Crocker, who unsealed documents against prosecutors' wishes, said he believed prosecutors were seeking the information for a legitimate purpose. But he said First Amendment concerns were justified and outweighed the subpoena's law enforcement purpose.
"The subpoena is troubling because it permits the government to peek into the reading habits of specific individuals without their knowledge or permission," Crocker wrote. "It is an unsettling and un-American scenario to envision federal agents nosing through the reading lists of law-abiding citizens while hunting for evidence against somebody else."

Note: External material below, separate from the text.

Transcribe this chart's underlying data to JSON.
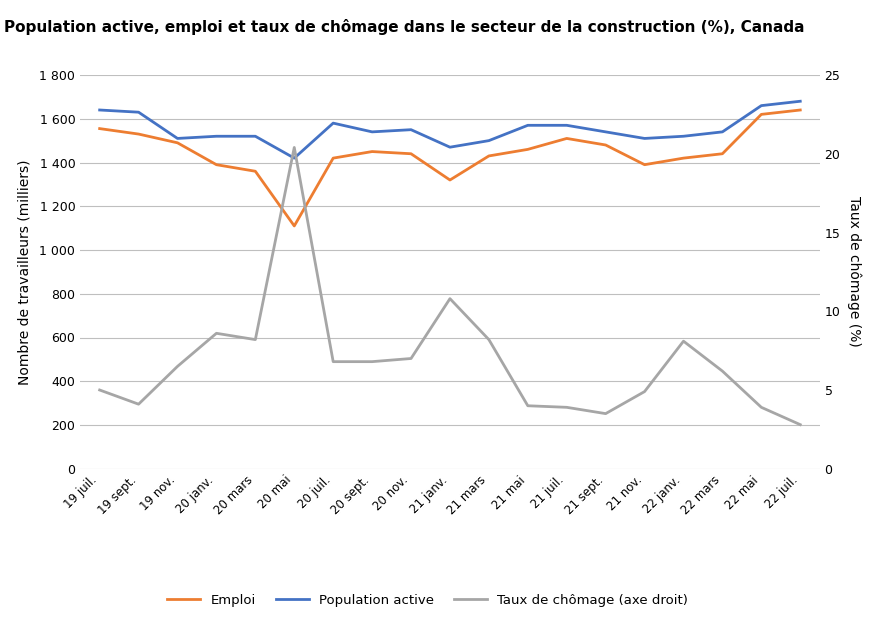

Federal prosecutors issued the subpoena last year as part of a grand jury investigation into a former official in Madison, Wis., who was a prolific seller of used books on Amazon.com. They were looking for buyers who could be witnesses in the case.
The official, Robert D'Angelo, was indicted last month on fraud, money-laundering and tax-evasion charges. Prosecutors said he ran a used-book business out of his city office and did not report the income. He has pleaded not guilty.
D'Angelo sold books through the Amazon Marketplace feature, and Amazon took a commission from the sales.
"We didn't care about the content of what anybody read. We just wanted to know what these business transactions were," Vaudreuil said yesterday. "These were simply business records we were seeking to prove the case of fraud and tax crimes against Mr. D'Angelo."
The initial subpoena sought records of 24,000 transactions dating to 1999. The company turned over many records but refused to identify the book buyers, citing a First Amendment right to keep their reading choices private.
Prosecutors later narrowed the subpoena, asking the company to identify a sample of 120 customers.
Crocker brokered a compromise in which the company would send a letter to the 24,000 customers describing the investigation and asking them to voluntarily contact prosecutors if they were interested in testifying.
Prosecutors said they obtained the customer information they needed from one of D'Angelo's computers, which they seized early in the investigation. Vaudreuil said computer analysts initially failed to recover the information.